Amazon's Parler removal shows its cloud unit's rarely used power

Parler went offline late Sunday (Jan 10) after Amazon Web Services suspended its account. PHOTOS: REUTERS, AFP

NEW YORK (BLOOMBERG) - The decision by's cloud unit to pull the plug on social-media service Parler highlighted the e-commerce giant's often-overlooked role powering much of the Internet.

Parler went offline late Sunday (Jan 10) after Amazon Web Services suspended its account, a potentially crippling blow for the site favoured by right-wing extremists, some of whom advocated violence ahead of last week's riot at the US Capitol. In a letter to Parler seen by Bloomberg, Amazon said the company was unable to effectively keep calls for violence off its platform. The site on Monday sued Amazon, seeking to reverse the action and get back online.

Social media companies and smartphone platforms are used to policing content on their sites. After disinformation campaigns marred the 2016 US presidential election, Facebook and Twitter hired thousands of content moderators, and in some cases sought the help of outside advisers, to develop policies and sort through issues including political falsehoods and hate speech.

But Amazon's move to cut off Parler is a reminder that the company wields huge influence over what is seen on the Internet. It's a power the Seattle company rarely uses. AWS, the largest provider of on-demand software services and cloud computing power, provides the digital backbone for millions of customers, from Netflix Inc. to US government agencies, and it doesn't have a lengthy track record of policing content that its customers help create.

That's partly because of the business model - AWS builds tools for software developers, not a digital public square. Close observers of the company say AWS seems reluctant to take action against customers over political or social debates or questions of taste, as part of an effort to serve as a neutral host for all who want to buy its services. Microsoft and Alphabet's Google are Amazon's biggest competitors in the cloud market.

In cases like evidence of child pornography, response can be swift and nearly automatic, according to someone familiar with the company's actions with previous controversial customers. Once employees point out a more complicated issue, legal and security teams quickly become involved, and the decision to cut off customers like Parler always involves AWS chief executive officer Andy Jassy, the person said.
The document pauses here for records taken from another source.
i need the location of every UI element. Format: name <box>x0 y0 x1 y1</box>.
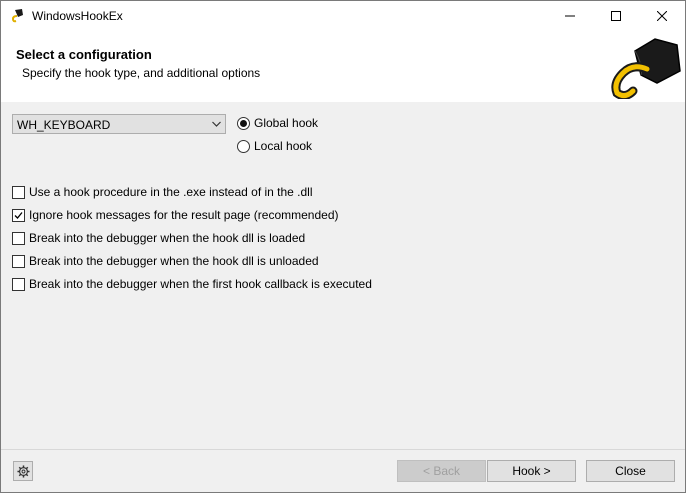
checkbox-use-exe-procedure[interactable]: Use a hook procedure in the .exe instead… <box>12 185 313 199</box>
hook-type-dropdown[interactable]: WH_KEYBOARD <box>12 114 226 134</box>
checkbox-label: Ignore hook messages for the result page… <box>29 208 339 222</box>
radio-global-hook[interactable]: Global hook <box>237 116 318 130</box>
app-icon <box>9 8 25 24</box>
close-window-button[interactable] <box>639 1 685 31</box>
checkbox-label: Use a hook procedure in the .exe instead… <box>29 185 313 199</box>
settings-button[interactable] <box>13 461 33 481</box>
checkbox-label: Break into the debugger when the hook dl… <box>29 231 306 245</box>
wizard-window: WindowsHookEx Select a configuration Spe… <box>0 0 686 493</box>
checkbox-box <box>12 254 25 268</box>
radio-indicator <box>237 116 250 130</box>
minimize-button[interactable] <box>547 1 593 31</box>
gear-icon <box>16 464 30 478</box>
radio-local-hook[interactable]: Local hook <box>237 139 312 153</box>
radio-label: Local hook <box>254 139 313 153</box>
page-subtitle: Specify the hook type, and additional op… <box>22 66 261 80</box>
title-bar[interactable]: WindowsHookEx <box>1 1 685 31</box>
checkbox-box <box>12 231 25 245</box>
hook-logo-icon <box>611 38 681 99</box>
maximize-icon <box>611 11 621 21</box>
close-icon <box>657 11 667 21</box>
checkbox-break-on-load[interactable]: Break into the debugger when the hook dl… <box>12 231 305 245</box>
window-title: WindowsHookEx <box>32 9 123 23</box>
checkbox-break-on-first-callback[interactable]: Break into the debugger when the first h… <box>12 277 372 291</box>
checkbox-box <box>12 185 25 199</box>
checkbox-break-on-unload[interactable]: Break into the debugger when the hook dl… <box>12 254 319 268</box>
chevron-down-icon <box>212 121 221 127</box>
minimize-icon <box>565 15 575 17</box>
checkbox-ignore-hook-messages[interactable]: Ignore hook messages for the result page… <box>12 208 339 222</box>
checkbox-box <box>12 208 25 222</box>
hook-button[interactable]: Hook > <box>487 460 576 482</box>
checkbox-box <box>12 277 25 291</box>
checkbox-label: Break into the debugger when the first h… <box>29 277 372 291</box>
checkbox-label: Break into the debugger when the hook dl… <box>29 254 319 268</box>
hook-type-value: WH_KEYBOARD <box>17 118 111 132</box>
radio-indicator <box>237 139 250 153</box>
wizard-header: Select a configuration Specify the hook … <box>1 31 685 102</box>
close-button[interactable]: Close <box>586 460 675 482</box>
footer-divider <box>1 449 685 450</box>
page-title: Select a configuration <box>16 47 152 62</box>
radio-label: Global hook <box>254 116 319 130</box>
checkmark-icon <box>14 211 23 219</box>
back-button[interactable]: < Back <box>397 460 486 482</box>
maximize-button[interactable] <box>593 1 639 31</box>
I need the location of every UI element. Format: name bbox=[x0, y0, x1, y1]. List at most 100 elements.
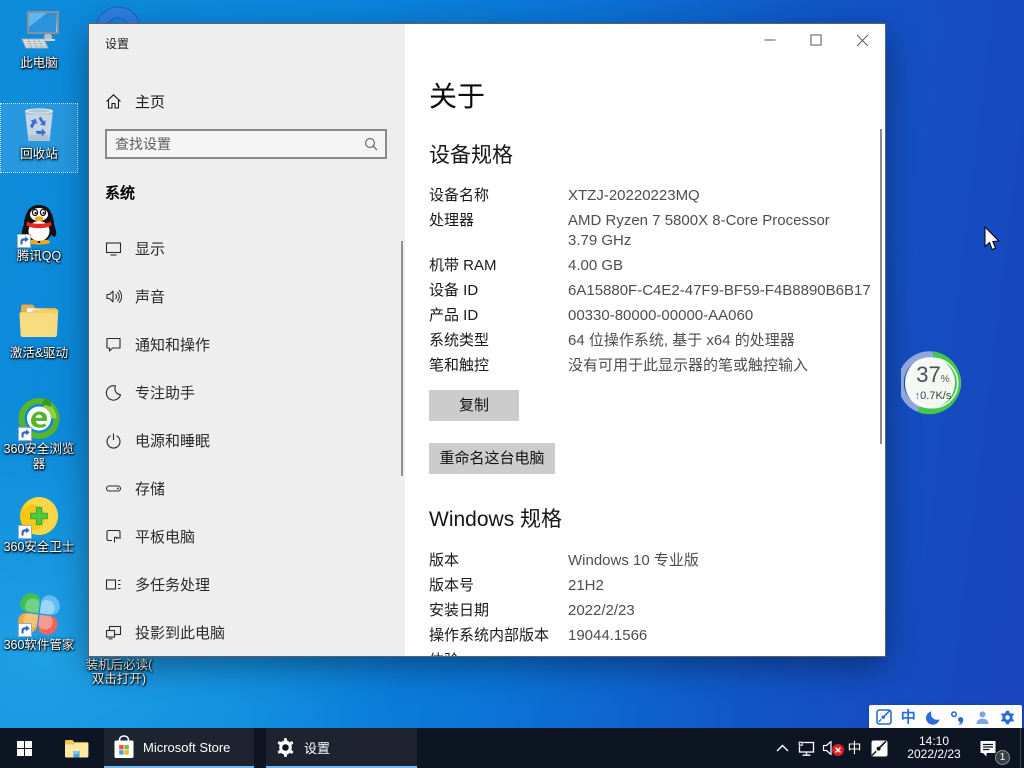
sidebar-item-storage[interactable]: 存储 bbox=[89, 464, 405, 512]
spec-value: 没有可用于此显示器的笔或触控输入 bbox=[568, 356, 859, 376]
desktop-icon-360-safe[interactable]: 360安全卫士 bbox=[1, 495, 77, 591]
spec-value: 6A15880F-C4E2-47F9-BF59-F4B8890B6B17 bbox=[568, 281, 871, 301]
chinese-mode-icon[interactable]: 中 bbox=[900, 709, 917, 726]
sidebar-item-label: 电源和睡眠 bbox=[135, 430, 210, 451]
shortcut-arrow-icon bbox=[18, 623, 32, 637]
sidebar-item-label: 存储 bbox=[135, 478, 165, 499]
spec-value: AMD Ryzen 7 5800X 8-Core Processor3.79 G… bbox=[568, 211, 859, 251]
folder-icon bbox=[17, 299, 61, 343]
tray-expand-chevron-icon[interactable] bbox=[770, 744, 794, 752]
desktop-icon-this-pc[interactable]: 此电脑 bbox=[1, 9, 77, 105]
punctuation-icon[interactable] bbox=[949, 709, 966, 726]
taskbar-settings[interactable]: 设置 bbox=[266, 728, 417, 768]
ime-toolbar: 中 bbox=[869, 705, 1022, 729]
360-browser-icon bbox=[18, 397, 60, 439]
copy-button[interactable]: 复制 bbox=[429, 390, 519, 421]
desktop-label-this-pc: 此电脑 bbox=[1, 56, 77, 71]
rename-this-pc-button[interactable]: 重命名这台电脑 bbox=[429, 443, 555, 474]
shortcut-arrow-icon bbox=[17, 234, 31, 248]
storage-icon bbox=[105, 480, 122, 497]
sidebar-item-focus-assist[interactable]: 专注助手 bbox=[89, 368, 405, 416]
settings-main-panel: 关于 设备规格 设备名称 XTZJ-20220223MQ 处理器 AMD Ryz… bbox=[405, 24, 885, 656]
sidebar-item-power-sleep[interactable]: 电源和睡眠 bbox=[89, 416, 405, 464]
desktop-label-360-software-manager: 360软件管家 bbox=[1, 638, 77, 653]
spec-row: 产品 ID 00330-80000-00000-AA060 bbox=[429, 306, 859, 326]
device-spec-heading: 设备规格 bbox=[429, 142, 859, 169]
sidebar-section-system: 系统 bbox=[105, 182, 135, 203]
spec-label: 处理器 bbox=[429, 211, 568, 251]
sidebar-scrollbar[interactable] bbox=[401, 241, 403, 476]
sidebar-item-label: 通知和操作 bbox=[135, 334, 210, 355]
sidebar-item-label: 专注助手 bbox=[135, 382, 195, 403]
notification-icon bbox=[979, 740, 997, 757]
tray-clock[interactable]: 14:10 2022/2/23 bbox=[898, 735, 970, 762]
settings-sidebar: 设置 主页 查找设置 系统 显示 bbox=[89, 24, 405, 656]
sidebar-item-tablet[interactable]: 平板电脑 bbox=[89, 512, 405, 560]
windows-spec-heading: Windows 规格 bbox=[429, 506, 859, 533]
desktop-label-360-browser: 360安全浏览器 bbox=[1, 442, 77, 472]
user-icon[interactable] bbox=[974, 709, 991, 726]
desktop-icon-activation-drivers[interactable]: 激活&驱动 bbox=[1, 299, 77, 395]
spec-value: 00330-80000-00000-AA060 bbox=[568, 306, 859, 326]
start-button[interactable] bbox=[0, 728, 48, 768]
360-floating-ball[interactable]: 37% ↑0.7K/s bbox=[901, 351, 965, 415]
desktop-label-recycle-bin: 回收站 bbox=[1, 147, 77, 162]
spec-value: 21H2 bbox=[568, 576, 859, 596]
file-explorer-button[interactable] bbox=[48, 728, 104, 768]
desktop-icon-360-browser[interactable]: 360安全浏览器 bbox=[1, 397, 77, 493]
sidebar-item-notifications[interactable]: 通知和操作 bbox=[89, 320, 405, 368]
spec-value: 19044.1566 bbox=[568, 626, 859, 646]
settings-search-input[interactable]: 查找设置 bbox=[105, 129, 387, 159]
desktop-icon-tencent-qq[interactable]: 腾讯QQ bbox=[1, 202, 77, 298]
system-tray: 中 14:10 2022/2/23 1 bbox=[770, 728, 1024, 768]
focus-assist-icon bbox=[105, 384, 122, 401]
taskbar-microsoft-store[interactable]: Microsoft Store bbox=[104, 728, 254, 768]
sidebar-item-label: 平板电脑 bbox=[135, 526, 195, 547]
spec-row-partial: 体验 bbox=[429, 651, 859, 656]
desktop-label-activation-drivers: 激活&驱动 bbox=[1, 346, 77, 361]
sidebar-item-multitasking[interactable]: 多任务处理 bbox=[89, 560, 405, 608]
tray-ime-indicator[interactable]: 中 bbox=[843, 738, 866, 758]
desktop-label-tencent-qq: 腾讯QQ bbox=[1, 249, 77, 264]
multitasking-icon bbox=[105, 576, 122, 593]
notification-count-badge: 1 bbox=[995, 750, 1010, 765]
sidebar-item-home[interactable]: 主页 bbox=[97, 81, 397, 121]
main-scrollbar[interactable] bbox=[880, 129, 882, 444]
clock-time: 14:10 bbox=[898, 735, 970, 749]
taskbar-settings-label: 设置 bbox=[304, 738, 330, 757]
spec-value: XTZJ-20220223MQ bbox=[568, 186, 859, 206]
spec-row: 设备 ID 6A15880F-C4E2-47F9-BF59-F4B8890B6B… bbox=[429, 281, 859, 301]
window-title: 设置 bbox=[105, 35, 129, 52]
spec-label: 笔和触控 bbox=[429, 356, 568, 376]
spec-row: 操作系统内部版本 19044.1566 bbox=[429, 626, 859, 646]
tray-network-icon[interactable] bbox=[794, 739, 818, 758]
desktop-icon-360-software-manager[interactable]: 360软件管家 bbox=[1, 593, 77, 689]
spec-label: 机带 RAM bbox=[429, 256, 568, 276]
spec-label: 版本号 bbox=[429, 576, 568, 596]
spec-value: 2022/2/23 bbox=[568, 601, 859, 621]
sidebar-item-label: 多任务处理 bbox=[135, 574, 210, 595]
desktop-icon-recycle-bin[interactable]: 回收站 bbox=[1, 104, 77, 172]
ball-speed: ↑0.7K/s bbox=[901, 390, 965, 402]
sidebar-item-projecting[interactable]: 投影到此电脑 bbox=[89, 608, 405, 656]
device-spec-table: 设备名称 XTZJ-20220223MQ 处理器 AMD Ryzen 7 580… bbox=[429, 186, 859, 376]
night-mode-icon[interactable] bbox=[925, 709, 942, 726]
spec-row: 安装日期 2022/2/23 bbox=[429, 601, 859, 621]
desktop-label-readme[interactable]: 装机后必读(双击打开) bbox=[84, 658, 154, 686]
tray-volume-muted-icon[interactable] bbox=[818, 739, 843, 757]
show-desktop-button[interactable] bbox=[1020, 728, 1024, 768]
sidebar-item-display[interactable]: 显示 bbox=[89, 224, 405, 272]
sidebar-home-label: 主页 bbox=[135, 91, 165, 112]
handwriting-pad-icon[interactable] bbox=[875, 709, 892, 726]
ime-settings-icon[interactable] bbox=[999, 709, 1016, 726]
power-sleep-icon bbox=[105, 432, 122, 449]
tray-handwriting-icon[interactable] bbox=[866, 740, 892, 757]
action-center-button[interactable]: 1 bbox=[970, 733, 1006, 763]
sidebar-item-sound[interactable]: 声音 bbox=[89, 272, 405, 320]
projecting-icon bbox=[105, 624, 122, 641]
spec-row: 版本 Windows 10 专业版 bbox=[429, 551, 859, 571]
desktop-label-360-safe: 360安全卫士 bbox=[1, 540, 77, 555]
search-icon bbox=[364, 137, 378, 151]
tencent-qq-icon bbox=[17, 202, 61, 246]
notifications-icon bbox=[105, 336, 122, 353]
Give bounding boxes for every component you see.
"I wouldn't say that it's ad hoc, but it doesn't happen very often," the person said. "The line really becomes, Is there something in the terms of service they have broken, and, depending on the level of egregiousness, is it something they can pull down or stop doing? Or is it systematic?"

Also on Monday, Amazon began removing hats, T-shirts, books and other merchandise promoting the conspiracy theory QAnon from the company's e-commerce site. An Amazon spokeswoman said the items violate the company's policy, and added that it may take a few days to get them off the site. The company may suspend marketplace merchants who continue to post the products, she said. The FBI has labeled QAnon, which believes a cabal of pedophiles runs the government, a domestic terrorism threat.

Amazon's acceptable use policy includes broad prohibitions against illegal or harmful content, and reserves the right to disable customers' use of AWS services.

The cloud unit primarily relies on customers and the public to report abuse of its services. It maintains a public email address for such issues and the sales, social media and security teams have wide leeway to flag reports of illegal or inappropriate content among AWS users.

"Amazon is not in the business of policing its customers, it doesn't want to be in the business of policing its customers," said Corey Quinn, who advises businesses that use Amazon's cloud at the Duckbill Group, a consulting firm. AWS has previously cut off WikiLeaks and Gab, another social networking site popular with the far right, and it encouraged customers to drop support for 8chan, the online billboard and hub for conspiracy theorists.

When Amazon suspends a customer, it makes its case for a violation using public-facing content, including screen shots, rather than proprietary data stored on AWS servers. In the case of Parler, that meant flagging 98 instances of posts that clearly encouraged violence in recent weeks, according to the letter AWS sent the company on Jan. 9.

"Recently, we've seen a steady increase in this violent content on your website, all of which violates our terms," said the letter, which was signed by AWS's Trust & Safety Team. "It's clear that Parler does not have an effective process to comply with the AWS terms of service."

Parler, which has said its site was not to blame for last week's violence, called Amazon's action "motivated by political animus."

"Without AWS, Parler is finished as it has no way to get online," the social media company said in its complaint.

AWS provides services to customers "across the political spectrum, and we respect Parler's right to determine for itself what content it will allow," Amazon said in a statement. "It is clear that there is significant content on Parler that encourages and incites violence against others, and that Parler is unable or unwilling to promptly identify and remove this content, which is a violation of our terms of service."